How long should the antibiotic treatment for Nocardia last?

It should be continued based on the severity of the pulmonary condition and the progression of antimicrobial susceptibility [3, 14, 15, 20, 21]. In the literature, treatments from 6 to 12 months are recommended for serious lung infections or in patients with strong immunosuppression. If symptoms are few, treatment could be reduced to 1–3 months [15].

Conclusions

Nocardia species are a complex group of organisms which can be isolated in pwCF. Of the validly described species, not all strains have been shown to be pathogenic in humans. Several species have been implicated as the cause of serious infections, especially in immunocompromised patients such as pwCF, but the identification of the specific Nocardia spp complex and expensive techniques available only in few laboratories. The picture is further complicated by the fact that Nocardia is not included in dedicated CF registries, so the care of these patients relies on individual experiences reported by centers located around the world and related reviews.

Several studies suggest that Nocardia acts mainly as a colonizer rather than a pathogen, not resulting in active infection, while other studies illustrate how Nocardia species could cause lung deterioration and promote the onset of other bacterial infections. In particular, patients with history of ABPA, those undergone lung transplantation or in therapy with steroids or immunosuppressor, are at a higher risk of clinically active Nocardiosis.

Management of nocardia isolation has no protocols validated by evidence-based medicine approach and under these circumstances our center, as well as others reported in this review, has chosen a pro-active approach and attempted eradication in the absence of symptoms as is done with other pathogens in pwCF.

In general the isolation of the bacteria does not necessarily imply therapy, but patients need to be monitored closely to assess the possible occurrence of active infection.

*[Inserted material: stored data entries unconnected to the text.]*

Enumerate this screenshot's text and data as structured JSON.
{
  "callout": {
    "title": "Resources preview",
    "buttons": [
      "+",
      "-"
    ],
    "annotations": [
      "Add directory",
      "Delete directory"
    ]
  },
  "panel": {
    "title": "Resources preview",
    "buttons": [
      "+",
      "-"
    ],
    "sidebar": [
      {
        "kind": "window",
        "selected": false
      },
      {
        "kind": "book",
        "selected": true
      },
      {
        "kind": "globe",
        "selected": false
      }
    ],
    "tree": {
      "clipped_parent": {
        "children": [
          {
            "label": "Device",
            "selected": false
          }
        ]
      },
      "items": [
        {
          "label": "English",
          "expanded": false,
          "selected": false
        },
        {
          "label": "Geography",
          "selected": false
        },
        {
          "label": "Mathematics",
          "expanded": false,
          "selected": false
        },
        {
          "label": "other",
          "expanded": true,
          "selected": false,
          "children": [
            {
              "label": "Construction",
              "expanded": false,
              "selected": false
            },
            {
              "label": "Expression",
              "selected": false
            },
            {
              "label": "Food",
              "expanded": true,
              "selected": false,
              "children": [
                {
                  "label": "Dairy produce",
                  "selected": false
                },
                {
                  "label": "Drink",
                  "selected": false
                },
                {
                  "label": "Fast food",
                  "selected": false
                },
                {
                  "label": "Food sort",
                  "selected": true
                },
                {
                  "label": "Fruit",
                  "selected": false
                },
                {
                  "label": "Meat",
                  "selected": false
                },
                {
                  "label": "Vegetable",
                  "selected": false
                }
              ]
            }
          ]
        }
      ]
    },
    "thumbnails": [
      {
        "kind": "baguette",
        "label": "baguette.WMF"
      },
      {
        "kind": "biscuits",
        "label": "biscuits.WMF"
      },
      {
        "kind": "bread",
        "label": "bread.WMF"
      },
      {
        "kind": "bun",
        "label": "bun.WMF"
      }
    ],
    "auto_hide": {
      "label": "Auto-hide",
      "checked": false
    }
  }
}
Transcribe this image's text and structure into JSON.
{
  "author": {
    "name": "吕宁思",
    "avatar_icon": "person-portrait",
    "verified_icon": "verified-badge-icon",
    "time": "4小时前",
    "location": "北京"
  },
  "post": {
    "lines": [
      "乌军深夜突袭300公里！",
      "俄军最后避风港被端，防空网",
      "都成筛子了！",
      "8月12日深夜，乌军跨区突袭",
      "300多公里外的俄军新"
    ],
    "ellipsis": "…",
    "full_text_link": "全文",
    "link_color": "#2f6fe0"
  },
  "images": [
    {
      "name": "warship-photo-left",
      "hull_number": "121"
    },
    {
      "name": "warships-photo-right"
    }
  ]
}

On the contrary, the treatment is indicated in patients showing lung involvement with the possible appearance of pneumonia, pleural effusion, fever, cough, or a decrease in FEV1, or in patients undergoing pulmonary transplantation. However, the eradication of Nocardia is difficult to obtain. The complexity of Nocardia’s role in pwCF underscores the importance of individualized patient care and ongoing clinical monitoring.

Further research is needed to refine treatment strategies, identify definitive risk factors, and elucidate its impact on lung function, as well as defining the role of the lung microbiota on the risk of infection or the impact of new CFTR modulators. The possibility of improvement in CFTR function resulting in enhanced ability to clear pathogens, has attracted considerable attention and literature, in particular for P. Aeruginosa and A. Fumigatus [24, 25], and this possibility could radically change the prognosis of these patients witch Nocardiosis.